Sometimes life really is stranger than fiction and nobody proved that this week more than Noela Rukundo.
The Burundi-born woman living in Melbourne, Australia, showed up at her own funeral to face her husband who thought he has successfully paid a group of gunmen to kill her.
"Surprise! I'm still alive!" said Rukundo, the BBC reported as she stormed out of a waiting car near her home where the funeral was taking place. "I felt like somebody who had risen again," she said.
"Is it my eyes? Is it a ghost?'" her husband, the Congo-born Balenga Kalala said upon seeing his wife. "I'm sorry for everything." But sorry wasn't enough.
In the year since the funeral surprise, Kalala pleaded guilty to trying to have his wife killed and was sentenced to nine years in prison.
Wait, what? The full story of intrigue, which Rukundo recounted to the BBC, began more than a year ago when she left Australia for her native Burundi to attend the funeral of her stepmother. Kalala and the couple's eight children stayed behind.

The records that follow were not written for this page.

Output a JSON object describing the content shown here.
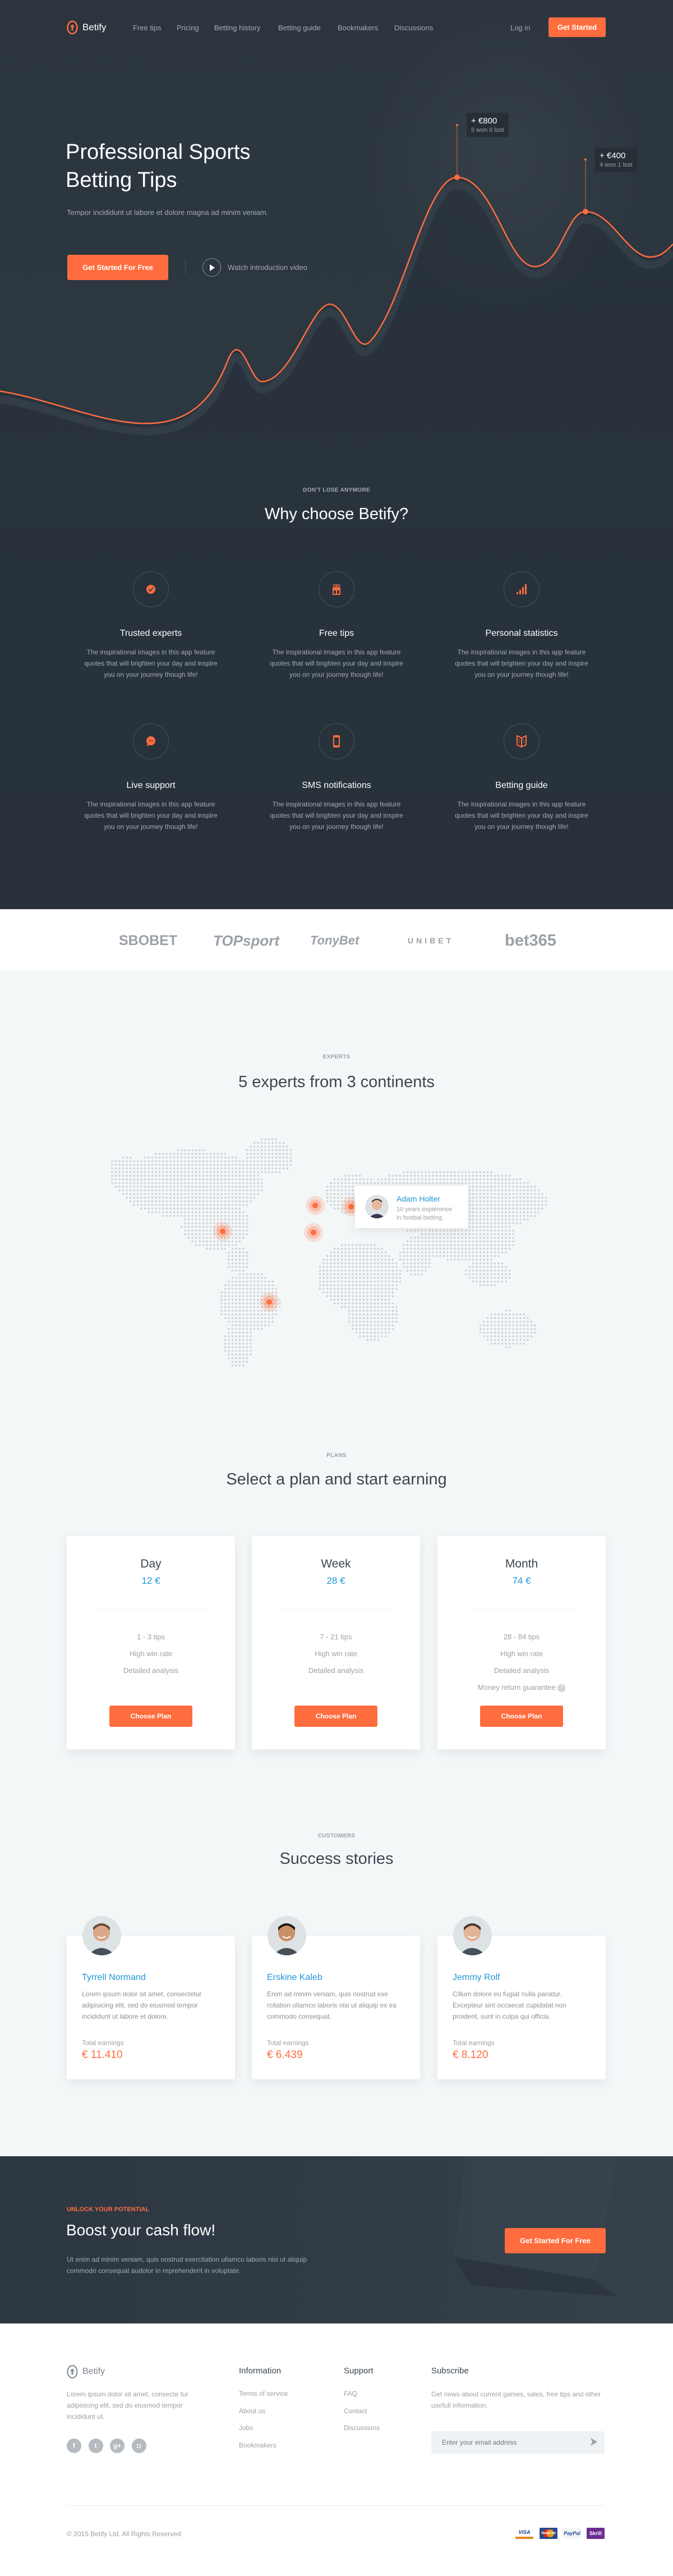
{
  "colors": {
    "accent": "#ff6d3f",
    "link_blue": "#1f96d8",
    "dark_bg": "#2c353e",
    "light_bg": "#f4f7f8"
  },
  "nav": {
    "brand": "Betify",
    "links": [
      "Free tips",
      "Pricing",
      "Betting history",
      "Betting guide",
      "Bookmakers",
      "Discussions"
    ],
    "login": "Log in",
    "cta": "Get Started"
  },
  "hero": {
    "title_line1": "Professional Sports",
    "title_line2": "Betting Tips",
    "subtitle": "Tempor incididunt ut labore et dolore magna ad minim veniam.",
    "cta": "Get Started For Free",
    "video_link": "Watch introduction video",
    "tooltips": [
      {
        "amount": "+ €800",
        "record": "5 won 0 lost"
      },
      {
        "amount": "+ €400",
        "record": "4 won 1 lost"
      }
    ]
  },
  "features": {
    "eyebrow": "Don't lose anymore",
    "title": "Why choose Betify?",
    "items": [
      {
        "icon": "check-badge-icon",
        "title": "Trusted experts",
        "text": "The inspirational images in this app feature quotes that will brighten your day and inspire you on your journey though life!"
      },
      {
        "icon": "gift-icon",
        "title": "Free tips",
        "text": "The inspirational images in this app feature quotes that will brighten your day and inspire you on your journey though life!"
      },
      {
        "icon": "signal-bars-icon",
        "title": "Personal statistics",
        "text": "The inspirational images in this app feature quotes that will brighten your day and inspire you on your journey though life!"
      },
      {
        "icon": "chat-bubble-icon",
        "title": "Live support",
        "text": "The inspirational images in this app feature quotes that will brighten your day and inspire you on your journey though life!"
      },
      {
        "icon": "phone-icon",
        "title": "SMS notifications",
        "text": "The inspirational images in this app feature quotes that will brighten your day and inspire you on your journey though life!"
      },
      {
        "icon": "book-icon",
        "title": "Betting guide",
        "text": "The inspirational images in this app feature quotes that will brighten your day and inspire you on your journey though life!"
      }
    ]
  },
  "bookmakers": [
    "SBOBET",
    "TOPsport",
    "TonyBet",
    "UNIBET",
    "bet365"
  ],
  "experts": {
    "eyebrow": "Experts",
    "title": "5 experts from 3 continents",
    "card": {
      "name": "Adam Holter",
      "line1": "10 years expierence",
      "line2": "in footbal betting."
    }
  },
  "plans": {
    "eyebrow": "Plans",
    "title": "Select a plan and start earning",
    "button": "Choose Plan",
    "items": [
      {
        "name": "Day",
        "price": "12 €",
        "features": [
          "1 - 3 tips",
          "High win rate",
          "Detailed analysis"
        ]
      },
      {
        "name": "Week",
        "price": "28 €",
        "features": [
          "7 - 21 tips",
          "High win rate",
          "Detailed analysis"
        ]
      },
      {
        "name": "Month",
        "price": "74 €",
        "features": [
          "28 - 84 tips",
          "High win rate",
          "Detailed analysis",
          "Money return guarantee"
        ]
      }
    ]
  },
  "stories": {
    "eyebrow": "Customers",
    "title": "Success stories",
    "earnings_label": "Total earnings",
    "items": [
      {
        "name": "Tyrrell Normand",
        "text": "Lorem ipsum dolor sit amet, consectetur adipisicing elit, sed do eiusmod tempor incididunt ut labore et dolore.",
        "amount": "€ 11.410"
      },
      {
        "name": "Erskine Kaleb",
        "text": "Enim ad minim veniam, quis nostrud exe rcitation ullamco laboris nisi ut aliquip ex ea commodo consequat.",
        "amount": "€ 6.439"
      },
      {
        "name": "Jemmy Rolf",
        "text": "Cillum dolore eu fugiat nulla pariatur. Excepteur sint occaecat cupidatat non proident, sunt in culpa qui officia.",
        "amount": "€ 8.120"
      }
    ]
  },
  "cta": {
    "eyebrow": "Unlock your potential",
    "title": "Boost your cash flow!",
    "text": "Ut enim ad minim veniam, quis nostrud exercitation ullamco laboris nisi ut aliquip commodo consequat audolor in reprehenderit in voluptate.",
    "button": "Get Started For Free"
  },
  "footer": {
    "brand": "Betify",
    "about": "Lorem ipsum dolor sit amet, consecte tur adipisicing elit, sed do eiusmod tempor incididunt ut.",
    "information": {
      "title": "Information",
      "links": [
        "Terms of service",
        "About us",
        "Jobs",
        "Bookmakers"
      ]
    },
    "support": {
      "title": "Support",
      "links": [
        "FAQ",
        "Contact",
        "Discussions"
      ]
    },
    "subscribe": {
      "title": "Subscribe",
      "text": "Get news about current games, sales, free tips and other usefull information.",
      "placeholder": "Enter your email address"
    },
    "social": [
      "facebook-icon",
      "twitter-icon",
      "google-plus-icon",
      "instagram-icon"
    ],
    "copyright": "© 2015 Betify Ltd. All Rights Reserved",
    "payments": [
      "VISA",
      "MasterCard",
      "PayPal",
      "Skrill"
    ]
  }
}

While resting in her hotel room in the capital of Bujumbura, Rukundo received a curious phone call from her husband. When Rukundo suggested she might go to sleep early, Kalala protested, saying that it must be very hot in Burundi and that she should relax outside. "He told me to go outside for fresh air," she said.
Rukundo took his advice only to be abducted by a group of armed men. "I opened the gate and I saw a man coming towards me. Then he pointed the gun on me," she said, adding that the man warned her that, "If you start screaming, I will shoot you. They're going to catch me, but you? You will already be dead."
Rukundo was pushed into a car with other gunmen and taken to an undisclosed location. Inside a building, she was tied to a chair, as gang members circled, deciding what to do. In the end the mobsters decided to take pity.
"We're not going to kill you. We don't kill women and children," he said. Before freeing her, he also gave Rukundo a parting message. "You people get a chance to go overseas for a better life. But the money you are earning, the money the government gives to you, you use it for killing each other!" The gang leader even gave Rukundo some incriminating evidence to use against Kalala back in Australia.
For his part as an "aggrieved husband," Kalala told the local community in Melbourne that his wife had died in an "accident." Now free, she headed back home and, with the help of a pastor, arranged for the dramatic confrontation.
Kalala reportedly planned the hit because he was jealous and thought his wife was planning to leave him, something she vigorously denied. "I knew he was a violent man," she said. "But I didn't believe he can kill me. I loved this man with all my heart!"